Zdarzenia związane były z uszkodzeniem budynków mieszkalnych, budynków gospodarczych m.in. przez połamane drzewa. W Łańcucie woda była wypompowywana z tunelu, w godzinach późnonocnych udało się ten problem rozwiązać. W pomoc mieszkańcom zaangażowani byli funkcjonariusze Państwowej Straży Pożarnej i Ochotniczej Straży Pożarnej, w gotowości byli także żołnierze wojsk obrony terytorialnej.
Na terenie powiatu łańcuckiego jeden budynek został uszkodzony na tyle, że nie może być użytkowany przez mieszkańców. Trzy osoby zostały ewakuowane, na razie pozostają u sąsiadów. Trwają rozmowy, żeby zabezpieczyć miejsce zamieszkania dla poszkodowanych.

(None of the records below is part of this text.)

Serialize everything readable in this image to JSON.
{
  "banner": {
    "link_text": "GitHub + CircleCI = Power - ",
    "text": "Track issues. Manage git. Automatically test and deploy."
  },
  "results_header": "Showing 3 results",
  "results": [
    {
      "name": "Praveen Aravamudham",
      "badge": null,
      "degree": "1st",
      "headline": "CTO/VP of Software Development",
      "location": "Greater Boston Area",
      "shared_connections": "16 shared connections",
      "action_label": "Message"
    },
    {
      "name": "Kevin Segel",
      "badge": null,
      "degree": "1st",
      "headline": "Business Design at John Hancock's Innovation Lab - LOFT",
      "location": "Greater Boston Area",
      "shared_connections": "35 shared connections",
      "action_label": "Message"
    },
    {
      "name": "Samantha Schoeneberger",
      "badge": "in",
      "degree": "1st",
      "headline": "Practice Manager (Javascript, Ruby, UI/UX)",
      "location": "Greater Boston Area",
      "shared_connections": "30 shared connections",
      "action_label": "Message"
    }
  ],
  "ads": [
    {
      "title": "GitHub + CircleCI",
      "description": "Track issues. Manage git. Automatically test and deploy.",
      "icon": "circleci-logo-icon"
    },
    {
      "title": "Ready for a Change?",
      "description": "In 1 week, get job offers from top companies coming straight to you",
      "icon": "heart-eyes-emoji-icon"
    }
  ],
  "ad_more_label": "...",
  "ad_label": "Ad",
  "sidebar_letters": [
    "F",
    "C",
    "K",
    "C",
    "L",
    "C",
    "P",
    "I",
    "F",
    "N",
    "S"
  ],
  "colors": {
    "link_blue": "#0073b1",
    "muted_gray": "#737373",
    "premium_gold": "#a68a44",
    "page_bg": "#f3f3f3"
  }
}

Kiedy poszkodowani mogą liczyć na pomoc finansową?
Również na terenie powiatu łańcuckiego są osoby chore, które wymagają pomocy i będzie organizowana pomoc dla nich. Jeżeli tylko rodzina wyrazi zgodę, to te osoby zostaną przewiezione do szpitala. Cztery osoby zostały poszkodowane, nic nie zagraża ich zdrowiu i życiu - dodaje wojewoda.
Wydział Polityki Społecznej pracuje razem z gminnymi ośrodkami pomocy społecznej, żeby jak najszybciej pozbierać wnioski i dokumenty celem wypłacenia mieszkańcom pomocy finansowej, tak zwanej doraźnej pomocy do 8000 zł.
W moim budżecie mam już zabezpieczone środki na ten cel, więc tego samego dnia kiedy wpłyną do mnie wnioski od gmin, albo dnia następnego rano będą dokonywane płatności, co pozwoli na to, żeby samorządowcy mogli przekazać te środki bezpośrednio mieszkańcom - zaznacza wojewoda.
Do działań zaangażowanych było blisko 2700 strażaków z terenu całego województwa, niemal 900 zastępów. Na podstawie przedpołudniowych danych bez prądu w rejonie obsługiwanym przez PGE Rzeszów pozostaje 5500 mieszkańców, a na terenie obsługiwanym przez PGE Zamość 2000 mieszkańców. - To się zmienia, dlatego, że trwają prace w wyniku których usuwane są tego typu problemy - powiedziano na konferencji.